With regards to the combination of ASA and clopidogrel there are also data contradictory to your findings. The combination of these two drugs in the CURE trial(3) did not lead to excess major bleeding, although there was some minor confounding with the use of GP IIb/IIIa inhibitors. Supporting your findings, in the charisma trial(2) the long term addition of clopidogrel to ASA was not beneficial in the population as a whole, and did lead to some increase in bleeding. In ACS and post-stent patients, however, dual antiplatelet therapy is crucial and the length of therapy depends upon the clinical setting and stent type. The benefit of clopidogrel must be taken into account in the specific situation and its use limited to those patient groups that should derive benefit. It does not seem prudent to change practice based on these trials due to your findings.

On the other hand, your paper raises the very important question of the combined use of ASA with NSAIDs. There appear to very limited benefit to combining ASA and NSAIDs and this should probably be avoided.

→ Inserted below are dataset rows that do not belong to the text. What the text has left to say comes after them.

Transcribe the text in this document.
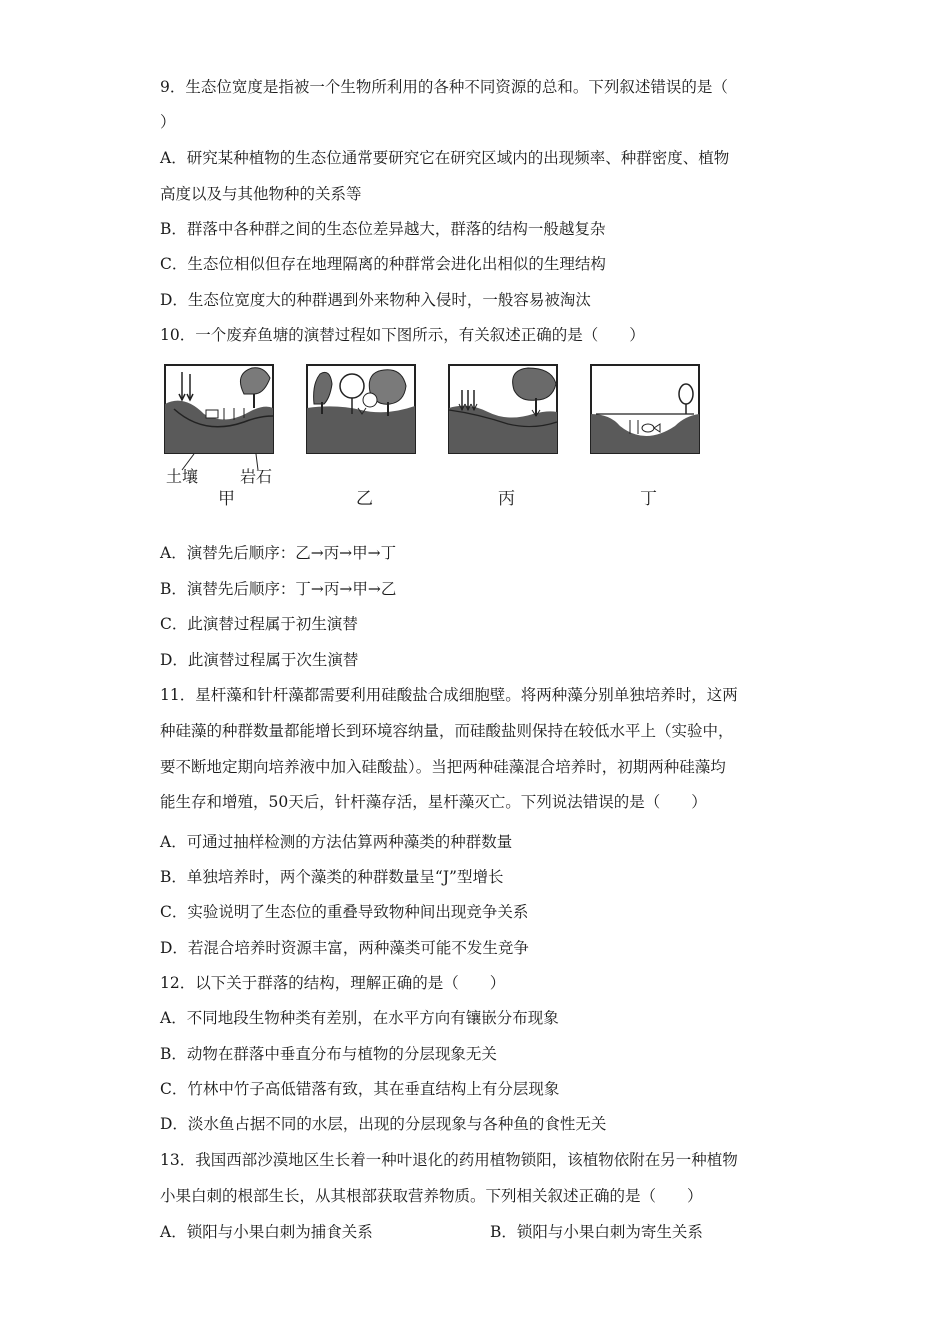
9．生态位宽度是指被一个生物所利用的各种不同资源的总和。下列叙述错误的是（
）
A．研究某种植物的生态位通常要研究它在研究区域内的出现频率、种群密度、植物
高度以及与其他物种的关系等
B．群落中各种群之间的生态位差异越大，群落的结构一般越复杂
C．生态位相似但存在地理隔离的种群常会进化出相似的生理结构
D．生态位宽度大的种群遇到外来物种入侵时，一般容易被淘汰
10．一个废弃鱼塘的演替过程如下图所示，有关叙述正确的是（　　）
土壤	岩石
甲	乙	丙	丁
A．演替先后顺序：乙→丙→甲→丁
B．演替先后顺序：丁→丙→甲→乙
C．此演替过程属于初生演替
D．此演替过程属于次生演替
11．星杆藻和针杆藻都需要利用硅酸盐合成细胞壁。将两种藻分别单独培养时，这两
种硅藻的种群数量都能增长到环境容纳量，而硅酸盐则保持在较低水平上（实验中，
要不断地定期向培养液中加入硅酸盐）。当把两种硅藻混合培养时，初期两种硅藻均
能生存和增殖，50天后，针杆藻存活，星杆藻灭亡。下列说法错误的是（　　）
A．可通过抽样检测的方法估算两种藻类的种群数量
B．单独培养时，两个藻类的种群数量呈“J”型增长
C．实验说明了生态位的重叠导致物种间出现竞争关系
D．若混合培养时资源丰富，两种藻类可能不发生竞争
12．以下关于群落的结构，理解正确的是（　　）
A．不同地段生物种类有差别，在水平方向有镶嵌分布现象
B．动物在群落中垂直分布与植物的分层现象无关
C．竹林中竹子高低错落有致，其在垂直结构上有分层现象
D．淡水鱼占据不同的水层，出现的分层现象与各种鱼的食性无关
13．我国西部沙漠地区生长着一种叶退化的药用植物锁阳，该植物依附在另一种植物
小果白刺的根部生长，从其根部获取营养物质。下列相关叙述正确的是（　　）
A．锁阳与小果白刺为捕食关系	B．锁阳与小果白刺为寄生关系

The implication of your article is that warfarin, ASA and clopidogrel should not be used together due to risk of GI bleeding, but this may be a disservice. While your findings are certainly interesting, until further work elucidates the reasons for the excess bleeding risk in your study, these data should be interpreted with caution.

1)Anand SS, Yusuf S. Oral anticoagulants in patients with coronary artery disease. J Am Coll Cardiol. 2003 Feb 19;41(4 Suppl S):62S-69S.

2)Bhatt DL, Fox KAA, Hacke W, et al; for the CHARISMA Investigators. Clopidogrel and aspirin versus aspirin alone for the prevention of atherothrombotic events. N Engl J Med. 2006;354

3)CURE Study Investigators. Effects of clopidogrel in addition to aspirin in patients with acute coronary syndromes without ST-segment elevation. N Engl J Med 2001; 345:494–502.